Totally, among genes in regulating PD-1/PD-L1 pathway in cancer, we identified 10 RS genes in BRCA dataset, 11 RS genes in STAD dataset and 13 RS genes in HNSC dataset, with overlapping genes between each other to varying degrees. CD274 was the common gene in the three tumor datasets. As known to all, CD274 is the gene that encodes PD-L1, predicting the expression level of PD-L1. The expression level of CD274 has been speculated to be related to radiosensitivity of a variety of cancers [22, 23, 25]. Theoretically, there are two types of radiosensitive genes. The expression level of the first type of genes (A genes) do not affect patients' OS, but their different expression level can influence patients' OS after radiotherapy, like RASGRP1 and TRAF6. Only those with high expression of these genes could obtain benefit from RT. More often, however, are the second type of genes (B genes). Their expression could influence patients' OS, for instance, patients with low expression of CD274 had much lower OS than the high. But these patients would benefit much receiving RT. And these genes can be thought as independent factors to identify the sensitivity of cancer patients to radiotherapy (Fig. 3/5).

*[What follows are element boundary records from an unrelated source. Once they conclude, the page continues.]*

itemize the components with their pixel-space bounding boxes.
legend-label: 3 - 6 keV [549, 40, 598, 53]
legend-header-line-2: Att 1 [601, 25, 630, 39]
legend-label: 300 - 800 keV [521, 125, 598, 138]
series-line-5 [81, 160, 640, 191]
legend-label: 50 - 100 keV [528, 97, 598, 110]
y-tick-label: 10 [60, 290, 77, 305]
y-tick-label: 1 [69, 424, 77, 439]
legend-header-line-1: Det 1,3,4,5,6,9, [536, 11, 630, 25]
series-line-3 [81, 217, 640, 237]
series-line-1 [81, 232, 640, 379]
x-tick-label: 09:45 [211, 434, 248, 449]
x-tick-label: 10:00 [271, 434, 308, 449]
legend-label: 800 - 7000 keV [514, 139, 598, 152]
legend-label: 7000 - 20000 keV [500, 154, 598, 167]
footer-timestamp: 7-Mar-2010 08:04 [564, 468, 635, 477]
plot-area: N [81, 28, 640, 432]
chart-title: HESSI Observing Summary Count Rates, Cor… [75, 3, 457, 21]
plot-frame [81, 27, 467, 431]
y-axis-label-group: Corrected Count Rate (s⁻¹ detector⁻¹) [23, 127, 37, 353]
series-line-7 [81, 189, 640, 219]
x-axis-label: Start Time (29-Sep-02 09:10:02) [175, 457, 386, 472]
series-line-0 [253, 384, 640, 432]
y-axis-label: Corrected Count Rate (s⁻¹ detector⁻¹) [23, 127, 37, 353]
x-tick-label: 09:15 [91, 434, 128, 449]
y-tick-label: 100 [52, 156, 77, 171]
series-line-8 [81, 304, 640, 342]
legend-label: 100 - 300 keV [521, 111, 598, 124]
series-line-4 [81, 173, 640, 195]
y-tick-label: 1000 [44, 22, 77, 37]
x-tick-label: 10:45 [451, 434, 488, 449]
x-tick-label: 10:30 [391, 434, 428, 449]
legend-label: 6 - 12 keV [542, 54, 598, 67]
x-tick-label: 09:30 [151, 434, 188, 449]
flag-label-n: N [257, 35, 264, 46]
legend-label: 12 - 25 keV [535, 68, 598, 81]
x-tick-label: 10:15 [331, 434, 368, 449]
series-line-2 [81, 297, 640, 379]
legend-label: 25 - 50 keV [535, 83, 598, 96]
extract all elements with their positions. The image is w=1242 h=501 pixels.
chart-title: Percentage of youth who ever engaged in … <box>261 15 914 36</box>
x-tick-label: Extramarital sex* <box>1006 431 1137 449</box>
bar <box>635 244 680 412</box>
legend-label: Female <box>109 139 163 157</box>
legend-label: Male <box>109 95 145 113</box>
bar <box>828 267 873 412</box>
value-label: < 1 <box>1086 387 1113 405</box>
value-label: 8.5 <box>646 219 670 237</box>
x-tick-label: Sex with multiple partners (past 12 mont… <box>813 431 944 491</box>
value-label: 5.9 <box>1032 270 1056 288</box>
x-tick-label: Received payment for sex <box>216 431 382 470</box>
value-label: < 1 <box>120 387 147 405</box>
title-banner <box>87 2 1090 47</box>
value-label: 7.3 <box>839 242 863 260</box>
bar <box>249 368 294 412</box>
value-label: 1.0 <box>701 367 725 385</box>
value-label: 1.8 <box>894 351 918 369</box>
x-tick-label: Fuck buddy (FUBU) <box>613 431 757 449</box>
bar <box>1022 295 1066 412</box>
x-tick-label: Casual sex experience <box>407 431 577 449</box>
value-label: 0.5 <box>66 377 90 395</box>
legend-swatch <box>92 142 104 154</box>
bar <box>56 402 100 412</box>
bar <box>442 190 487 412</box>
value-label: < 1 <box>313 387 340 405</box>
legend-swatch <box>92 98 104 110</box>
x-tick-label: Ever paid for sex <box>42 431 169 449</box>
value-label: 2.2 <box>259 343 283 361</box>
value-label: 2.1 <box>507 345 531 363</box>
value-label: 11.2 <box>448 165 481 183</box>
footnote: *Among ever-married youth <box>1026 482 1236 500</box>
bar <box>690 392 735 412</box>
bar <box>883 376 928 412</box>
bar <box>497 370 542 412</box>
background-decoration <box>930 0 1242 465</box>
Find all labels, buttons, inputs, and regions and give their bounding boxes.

In addition, in B genes, there were moderate co-expression relationships and interactions (Fig. 6). Functional enrichment analysis showed that most of these genes were related to T cells. Nevertheless, more experimental studies are needed to confirm the findings of this study. In the external validation, ZAP70 was verified as a RS gene. Many studies have shown that it is related to the immunity of cancers [41, 42]. Importantly, there was also a strong co-expression relationship between PDCD1 and ZAP70 in METABRIC (r = 0.8) (See FigureS1).

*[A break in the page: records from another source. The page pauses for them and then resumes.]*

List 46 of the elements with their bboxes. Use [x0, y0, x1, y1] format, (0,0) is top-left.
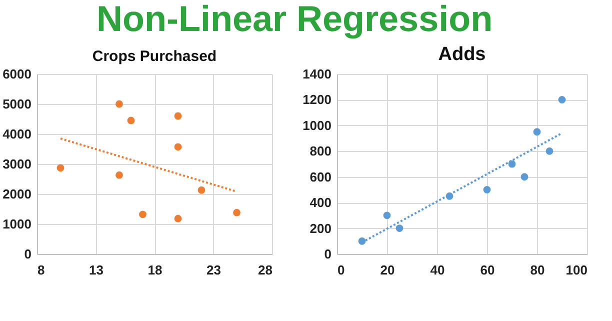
point — [56, 164, 64, 172]
y-tick-label: 1200 — [302, 92, 332, 108]
text: Non-Linear Regression — [96, 0, 493, 39]
y-tick-label: 1400 — [302, 66, 332, 82]
point — [116, 100, 123, 108]
point — [558, 96, 566, 104]
point — [174, 112, 182, 120]
point — [233, 208, 240, 216]
y-tick-label: 0 — [324, 246, 332, 262]
x-tick-label: 60 — [480, 262, 495, 278]
y-tick-label: 1000 — [302, 118, 332, 133]
x-tick-label: 80 — [530, 262, 545, 278]
point — [198, 186, 206, 194]
x-tick-label: 0 — [338, 262, 345, 278]
point — [483, 186, 491, 194]
chart-title: Adds — [438, 44, 486, 65]
y-tick-label: 6000 — [2, 66, 32, 82]
x-tick-label: 8 — [38, 262, 45, 278]
point — [127, 116, 135, 124]
y-tick-label: 800 — [310, 144, 332, 159]
point — [139, 210, 146, 218]
point — [174, 143, 182, 151]
y-tick-label: 4000 — [2, 126, 32, 142]
point — [520, 173, 528, 181]
y-tick-label: 1000 — [2, 216, 32, 232]
x-tick-label: 18 — [148, 262, 162, 278]
y-tick-label: 2000 — [2, 186, 32, 202]
point — [383, 212, 391, 220]
point — [396, 224, 404, 232]
y-tick-label: 5000 — [2, 96, 32, 112]
x-tick-label: 28 — [258, 262, 272, 278]
y-tick-label: 600 — [310, 169, 332, 184]
y-tick-label: 400 — [310, 195, 332, 210]
point — [174, 214, 182, 222]
x-tick-label: 20 — [380, 262, 395, 278]
point — [533, 128, 541, 136]
x-tick-label: 40 — [430, 262, 445, 278]
point — [546, 147, 554, 155]
y-tick-label: 0 — [24, 246, 32, 262]
x-tick-label: 100 — [566, 262, 588, 278]
point — [116, 171, 123, 179]
chart-title: Crops Purchased — [92, 48, 217, 65]
y-tick-label: 200 — [310, 220, 332, 236]
y-tick-label: 3000 — [2, 156, 32, 172]
x-tick-label: 23 — [206, 262, 221, 278]
x-tick-label: 13 — [89, 262, 104, 278]
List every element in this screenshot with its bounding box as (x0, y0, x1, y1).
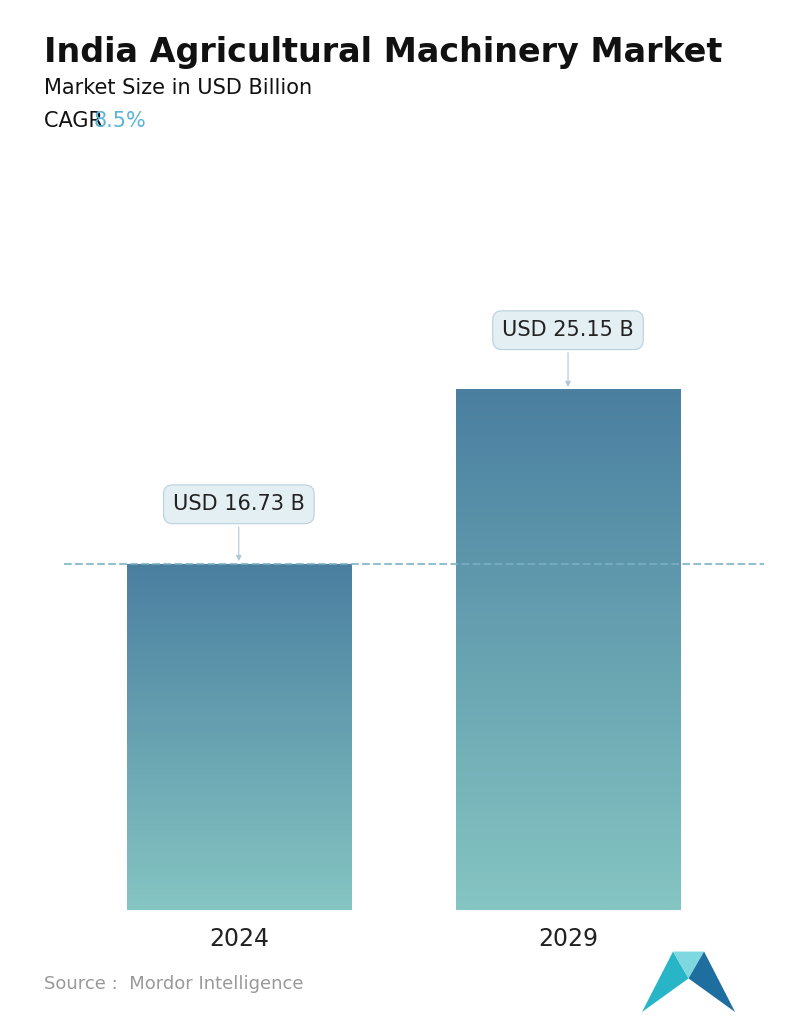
Polygon shape (689, 951, 736, 1012)
Text: CAGR: CAGR (44, 111, 109, 130)
Polygon shape (642, 951, 689, 1012)
Text: 8.5%: 8.5% (94, 111, 146, 130)
Text: India Agricultural Machinery Market: India Agricultural Machinery Market (44, 36, 722, 69)
Text: USD 25.15 B: USD 25.15 B (502, 321, 634, 386)
Polygon shape (673, 951, 704, 978)
Text: Market Size in USD Billion: Market Size in USD Billion (44, 78, 312, 97)
Text: USD 16.73 B: USD 16.73 B (173, 494, 305, 560)
Text: Source :  Mordor Intelligence: Source : Mordor Intelligence (44, 975, 303, 993)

This study has its merits. Firstly, we expanded the definition of radiosensitive genes and identified radiosensity of those genes in important pathway of cancer using TCGA public datasets recognized as authoritative. Secondly, we took into account as much useful clinical information as possible to control influence factors by stacking multiple interpolation data, making the results more persuasively. Thirdly, we also validated the results with a big external dataset, METABRIC, although only one gene ZAP70 was turned out to be consistent. However, this might be due to different sample sizes and large gaps in follow-up time. The limitation of this study is that we don’t have performed experimental study, also no cohort to verify the findings. In addition, because we only explored a few major cancers, more tumor types should be brought into the discussion.
In conclusion, our study identified potential radiosensitive biomarkers of several main cancer types in an important tumor immune checkpoint pathway. New types of RS genes may be identified based on expanded definition to RS genes. Different types of tumors may share common carcinogenic mechanisms and may have same RS genes. We hope that further studies will be performed to confirm our findings.